As you can imagine, this leave zero dollars for professional editing, or anything else that has to do with launching a successful epublishing campaign. Facbook, Twiter, blogging, etc, alone won't do the job, as every aspiring writer out there is pretty much doing the same thing. So, you're still lost in a sea of a million voices screaming for attention, aka, The biggest hurdle of self/epublishing.
What all this means to me, is I have to get really creative and come up with ideas for marketing that I hope no one else has tried before, can be done for free or next to nothing, and pray they work.
Since the biggest stone in my shoe is not having the ability to have anything I write professionally edited, I have to rely on beta reads, and as much care as I can take with any MS I want to try. In short; I have to rely on my talent, (assuming I really have any), as a storyteller, and plain old fashioned blind luck.
But, one never knows. As the article pointed out, predicting the next trend in anything, including reader's taste, is an exercise in futility. The only thing we can count on is it WILL change, and often. So I doubt switching genres for the sake of trying to capture public interest may not be that hot an idea.
Therefore, it seems to be a slight advantage for any author planing on a serious attempt at "making it" in epublishing to learn as much as they can about marketing, editing, promotion, and selling, (both book and self).

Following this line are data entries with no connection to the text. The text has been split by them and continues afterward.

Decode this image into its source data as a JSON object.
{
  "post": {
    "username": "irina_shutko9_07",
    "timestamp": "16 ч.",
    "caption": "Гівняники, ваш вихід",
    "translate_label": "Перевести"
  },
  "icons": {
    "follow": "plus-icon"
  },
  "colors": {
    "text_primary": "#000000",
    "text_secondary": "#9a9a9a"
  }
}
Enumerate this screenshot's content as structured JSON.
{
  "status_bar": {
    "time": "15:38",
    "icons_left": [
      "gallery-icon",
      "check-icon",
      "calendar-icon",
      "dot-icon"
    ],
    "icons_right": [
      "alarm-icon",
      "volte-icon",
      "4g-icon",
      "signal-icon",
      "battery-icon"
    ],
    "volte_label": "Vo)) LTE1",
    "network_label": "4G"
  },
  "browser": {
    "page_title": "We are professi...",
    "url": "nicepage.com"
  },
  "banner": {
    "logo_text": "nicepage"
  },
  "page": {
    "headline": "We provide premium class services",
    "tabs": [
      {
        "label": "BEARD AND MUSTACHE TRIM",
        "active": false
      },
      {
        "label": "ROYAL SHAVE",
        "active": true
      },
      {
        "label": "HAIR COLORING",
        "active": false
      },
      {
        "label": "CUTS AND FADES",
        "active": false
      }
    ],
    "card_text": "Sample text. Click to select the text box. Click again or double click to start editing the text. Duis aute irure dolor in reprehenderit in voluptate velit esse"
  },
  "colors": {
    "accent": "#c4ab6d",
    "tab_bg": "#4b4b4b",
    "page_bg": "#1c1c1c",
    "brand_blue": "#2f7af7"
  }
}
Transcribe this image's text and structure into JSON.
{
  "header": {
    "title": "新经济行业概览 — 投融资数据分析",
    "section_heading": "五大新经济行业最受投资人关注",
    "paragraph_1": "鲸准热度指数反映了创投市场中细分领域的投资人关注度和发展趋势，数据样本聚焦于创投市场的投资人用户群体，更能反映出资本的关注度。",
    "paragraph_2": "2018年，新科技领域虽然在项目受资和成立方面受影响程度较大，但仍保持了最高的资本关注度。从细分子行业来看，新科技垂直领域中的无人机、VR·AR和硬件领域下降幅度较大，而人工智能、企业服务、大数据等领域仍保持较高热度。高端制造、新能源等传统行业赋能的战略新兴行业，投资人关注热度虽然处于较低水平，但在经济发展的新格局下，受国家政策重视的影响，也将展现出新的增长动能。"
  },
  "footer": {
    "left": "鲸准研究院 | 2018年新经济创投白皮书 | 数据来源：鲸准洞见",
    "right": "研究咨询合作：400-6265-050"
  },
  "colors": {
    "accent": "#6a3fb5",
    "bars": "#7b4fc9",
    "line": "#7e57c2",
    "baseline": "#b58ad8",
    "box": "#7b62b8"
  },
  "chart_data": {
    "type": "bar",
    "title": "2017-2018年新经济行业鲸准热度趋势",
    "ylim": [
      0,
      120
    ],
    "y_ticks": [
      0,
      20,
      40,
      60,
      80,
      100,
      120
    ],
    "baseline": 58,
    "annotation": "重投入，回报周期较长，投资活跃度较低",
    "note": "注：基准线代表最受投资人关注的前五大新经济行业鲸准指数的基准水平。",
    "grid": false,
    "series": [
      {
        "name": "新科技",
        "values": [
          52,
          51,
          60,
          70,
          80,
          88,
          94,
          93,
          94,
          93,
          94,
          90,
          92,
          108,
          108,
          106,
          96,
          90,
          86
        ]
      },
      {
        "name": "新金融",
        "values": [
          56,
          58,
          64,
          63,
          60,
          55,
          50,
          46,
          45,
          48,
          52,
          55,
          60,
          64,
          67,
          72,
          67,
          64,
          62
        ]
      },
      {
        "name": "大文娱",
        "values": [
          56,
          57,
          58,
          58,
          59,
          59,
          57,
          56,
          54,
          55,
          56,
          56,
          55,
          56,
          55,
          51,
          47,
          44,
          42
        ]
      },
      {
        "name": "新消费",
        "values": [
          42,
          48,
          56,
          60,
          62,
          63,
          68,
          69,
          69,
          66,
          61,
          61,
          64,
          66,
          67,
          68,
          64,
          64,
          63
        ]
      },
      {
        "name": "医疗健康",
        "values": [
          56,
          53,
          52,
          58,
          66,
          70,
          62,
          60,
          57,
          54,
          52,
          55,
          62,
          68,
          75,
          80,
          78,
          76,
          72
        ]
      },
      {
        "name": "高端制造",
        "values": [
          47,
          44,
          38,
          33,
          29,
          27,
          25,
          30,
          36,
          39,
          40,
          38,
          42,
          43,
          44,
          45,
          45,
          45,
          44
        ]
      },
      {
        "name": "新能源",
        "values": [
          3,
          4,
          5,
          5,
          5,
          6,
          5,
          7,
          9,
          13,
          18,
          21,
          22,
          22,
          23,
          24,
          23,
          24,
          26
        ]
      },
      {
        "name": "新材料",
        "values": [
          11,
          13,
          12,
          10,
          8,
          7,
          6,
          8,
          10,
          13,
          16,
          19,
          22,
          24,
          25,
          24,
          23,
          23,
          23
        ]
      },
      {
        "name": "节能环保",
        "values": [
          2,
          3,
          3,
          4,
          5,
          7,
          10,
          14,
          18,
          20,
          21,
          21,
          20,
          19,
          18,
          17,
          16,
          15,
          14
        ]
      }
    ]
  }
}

In truth, I do believe the days when a writer could just sit back and write are quickly coming to a close, if they are not dead already. So, perhaps, I'm more Gen-Flux than even I realize.
(Wow! Went off on a tangent there, didn't I? Considered deleting all that, and going about my business, as usual. But, Nah. Why miss an opportunity to stick my foot firmly in my mouth? )
"But that's OK. There's treasure children always seek to find.
And just like us, you must have had, a Once Upon A Time."